Eglises d'Asie

Le gouvernement reconnaît officiellement l’Eglise évangélique du Sud-Vietnam

Publié le 18/03/2010




Pour la première fois depuis le changement de régime de 1975, l’Eglise évangélique du Sud-Vietnam a été reconnue officiellement par les autorités gouvernementales. Cette reconnaissance a été prononcée le 3 avril dernier, au cours d’une cérémonie qui a eu lieu à Hô Chi Minh-ville et à laquelle participaient environ 2 000 personnes appartenant à diverses communautés protestantes de la métropole du Sud-Vietnam et de diverses autres provinces méridionales. Le directeur du Bureau des Affaires religieuses du gouvernement, Lê Quang Vinh, a lu publiquement la décision donnant un statut légal à l’Eglise évangélique. Il a également fait part de l’approbation accordée par le gouvernement à la charte (constitution) de l’Eglise évangélique, adoptée lors de l’Assemblée générale qui s’est tenue du 2 au 7 février dernier à Hô Chi Minh-Ville. Les autorités ont également reconnu le Comité exécutif de 23 membres élus à cette même occasion, dont la présidence a été confiée au révérend Pham Xuân Thiêu.

On fait cependant remarquer dans les milieux protestants de Hô Chi Minh-Ville que cette approbation officielle ne concerne que 300 communautés ecclésiales (congrégations) qui ne constituent qu’une fraction de l’ensemble des fidèles protestants du Sud-Vietnam dont le nombre est estimé entre 800 000 et un million de personnes. Ces communautés reconnues qui, chacune, affichent un nombre de chrétiens pouvant aller de cent à quelques milliers sont principalement implantées à Hô Chi Minh-Ville, dans la province méridionale de Ca Mau et dans les provinces du Centre-Vietnam, Quang Tri et Quang Ngai.
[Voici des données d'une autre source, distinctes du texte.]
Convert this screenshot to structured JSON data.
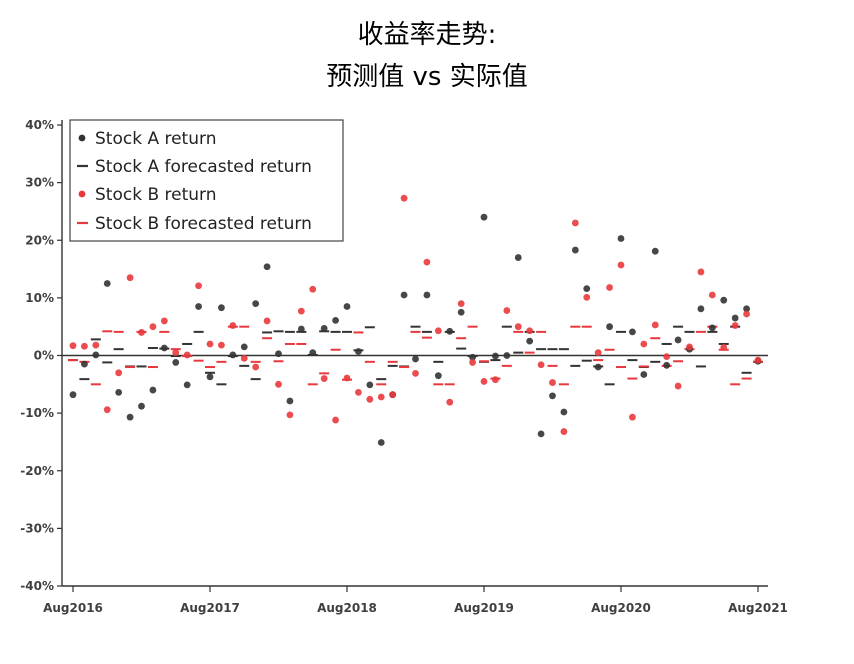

Le chiffre réel de fidèles désormais regroupés à l’intérieur de l’Eglise évangélique reconnue est encore difficile à préciser. Selon les calculs et estimations du gouvernement, ce chiffre avoisinerait les 200 000. D’autres estimations proposées par des membres des Eglises protestantes sont beaucoup moins élevées.

Toujours est-il que les protestants du Vietnam n’appartenant pas à l’Eglise officiellement reconnue restent la majorité des fidèles protestants. Parmi eux, il faut compter les très nombreuses communautés chrétiennes implantées chez les ethnies minoritaires des Hauts-Plateaux du Centre, qui pratiquent un culte souvent clandestin au sein d’Eglises domestiques et sont en butte aux persécutions des autorités locales. Beaucoup craignent aujourd’hui que l’existence d’une instance protestante désormais officielle n’aggrave encore la situation des diverses Eglises domestiques, dont l’illégalité sera, peut-on dire, encore plus tranchée qu’autrefois. Ces craintes sont d’autant plus fondées qu’un certain nombre d’observateurs s’accordent pour penser que les protestants des minorités ethniques ont joué un rôle important dans les troubles qui ont agité la population autochtone des Hauts-Plateaux au cours du mois de février dernier (1). Certains pensent même que ce rôle a été déterminant, sans que cela puisse être prouvé.

Les membres du Comité exécutif de l’Eglise évangélique ont été élus à la suite d’un vote de l’Assemblée générale qui selon un membre du Bureau des Affaires religieuses a revêtu un caractère extrêmement démocratique, jugement confirmé en gros par la plupart des témoins. Les dirigeants ainsi choisis se trouvent désormais devant une tâche d’une grande complexité. Vis-à-vis des autorités gouvernementales, ils sont, en effet, devenus, de facto, les porte-parole, non seulement des chrétiens officiellement rattachés à la nouvelle Eglise, mais aussi des Eglises domestiques, non enregistrées, et des diverses communautés de chrétiens des minorités ethniques vivant quasiment dans la clandestinité. La plupart attendent, certains avec un grand scepticisme, de voir comme seront réglées les premières difficultés. Elles ne devraient pas tarder. Un certain nombre de projets confiés au Comité exécutif par la dernière Assemblée générale ne pourront être réalisés qu’avec l’approbation du gouvernement. Ils supposent un retournement complet de la politique religieuse suivie depuis 25 ans. L’Eglise évangélique, désormais officielle, se propose, en effet, d’ouvrir des séminaires pour ses futurs pasteurs ainsi que des classes de formation biblique pour les laïcs, d’ordonner de nouveaux ministres, de les nommer dans une Eglise et éventuellement ensuite les déplacer, de publier des livres religieux, autant d’activités nécessaires à la vie normale d’une Eglise, mais pourtant refusées depuis 26 ans.